FREETIME: Oct. 8 GJ Symphony concert asks ‘Parlez-Vous Francais?’
Cultural Confidential Contributor
WHAT: GJ Symphony concert, “Parlez-Vous Francais?”
WHEN: 7:30 p.m. Tues., Oct. 8
WHERE: GJ High School auditorium, 1400 N. 5th St.
INFO: 970-243-6787, gjsymphony.org
Five years of working for the Grand Junction Symphony Orchestra has given this writer a great appreciation and love for classical music. I grew up listening to Three Dog Night, not Tchaikovsky; to The Beatles, not Bach; and to Elvis Presley, not Erik Satie; and upon studying the composers and works of the Grand Junction Symphony’s upcoming “Parlez-Vous Francais?” concert Tuesday, Oct. 8, it was a bit surprising to turn on Satie’s “Gymnopedies No. 1” and hear a song by the 1960s jazz-rock group Blood, Sweat & Tears.

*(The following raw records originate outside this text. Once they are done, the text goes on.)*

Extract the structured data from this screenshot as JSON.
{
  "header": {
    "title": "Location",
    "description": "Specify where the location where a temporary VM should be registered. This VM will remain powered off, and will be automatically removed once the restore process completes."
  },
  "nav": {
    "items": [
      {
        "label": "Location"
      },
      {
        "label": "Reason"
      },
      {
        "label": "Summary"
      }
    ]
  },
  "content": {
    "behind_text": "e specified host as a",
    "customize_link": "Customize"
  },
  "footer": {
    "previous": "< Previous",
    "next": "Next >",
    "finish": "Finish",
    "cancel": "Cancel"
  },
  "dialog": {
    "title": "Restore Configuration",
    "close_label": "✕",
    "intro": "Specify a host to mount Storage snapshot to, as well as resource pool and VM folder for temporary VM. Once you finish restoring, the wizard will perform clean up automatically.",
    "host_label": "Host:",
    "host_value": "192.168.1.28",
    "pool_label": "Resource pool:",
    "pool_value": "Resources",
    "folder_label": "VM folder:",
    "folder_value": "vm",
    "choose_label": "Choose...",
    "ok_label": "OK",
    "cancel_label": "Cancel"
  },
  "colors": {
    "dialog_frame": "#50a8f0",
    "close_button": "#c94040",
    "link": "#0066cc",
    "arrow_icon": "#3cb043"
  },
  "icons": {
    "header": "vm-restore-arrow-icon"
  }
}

Musical inspiration can happen in many forms and any musician from any genre would be quick to name a dozen or so other musicians who inspired them along the way. Such was the case with Blood, Sweat & Tears during the late 1960s. They were the first “jazz-rock” group, which combined rock, blues, pop music, horn arrangements and jazz improvisation. They recorded many covers of popular artists of their own time including James Taylor, The Rolling Stones and Billie Holiday and they also incorporated the music of Sergei Prokofiev and even won a Grammy for their arrangement of Satie’s “Gymnopedies,” which they titled “Variations on a Theme” by Erik Satie.
The Grand Junction Symphony concert set for 7:30 p.m. Tuesday in the Grand Junction High School Auditorium will feature not only Satie’s “Gymnopedies” but also pieces by well-known early 1900s French composers Debussy, Ravel and Faure. The highlight of the evening will feature classical guitarist Javier de los Santos performing a remarkable guitar concerto by Spanish composer Joaquin Rodrigo, who wrote his “Fantasia Para un Gentilhombre” while spending time with a friend in France.
Aside from Rodrigo, the other composers lived and created during a time of great revival in France known as “Belle Epoque” or the “Beautiful Era.” They all enjoyed great success as composers with the exception of Erik Satie, who had a moderate following but never achieved the greatness of his contemporaries. He was a very colorful and eccentric figure in the early 20th century Parisian avant-garde but seemed resigned to only skim by with his music.
In fact, Satie’s eccentricities even extended to how he addressed himself. He referred to himself as a “phonometrician” (meaning “someone who measures sounds”) preferring this designation to that of a “musician,” after having been called “a clumsy but subtle technician” in a book on contemporary French composers published in 1911.
He also, apparently, referred to himself as a “gymnopaedist” before even having written a note of his most famous work by the same name. The story goes that Satie visited the Chat Noir cabaret; he was introduced to its director, Rodolphe Salis, who was famous for serving sharp comments. Being coerced to mention his profession, Satie, lacking any recognizable professional occupation, presented himself as a “gymnopaedist,” supposedly in an attempt to outwit the director. Whether the ploy worked with Salis is not known, it did, however, stump this writer as to finding a definition of what a gymnopaedist is or what Satie thought the term meant as it related to him.
His eccentricities and “titles” aside, Satie created a beautiful piece of music and you should make plans to join the Grand Junction Symphony for an evening of “belle musique” on Tuesday. Tickets for the concert are still available and can be purchased online at http://www.gjsymphony.org, by calling 970-243-6787, or visiting the Grand Junction Symphony office at 414 Main St.
WINE & TAPAS
If you are nearing the end of this story and find its conclusion lacking or you would like to learn more about the Belle Epoque, the Grand Junction Symphony Guild is hosting its first Wine & Tapas event of the season. “Champagne, Canapés & Cheesecake” begins at 5:30 p.m. on Tuesday, Oct. 8, at the First Congregational Church across the street from Grand Junction High School. Tickets are only $25 for delectable appetizers, sparkling wines and gourmet cheesecakes and will also feature Maestro Kirk Gustafson giving a short pre-concert lecture on the evening’s concert selections.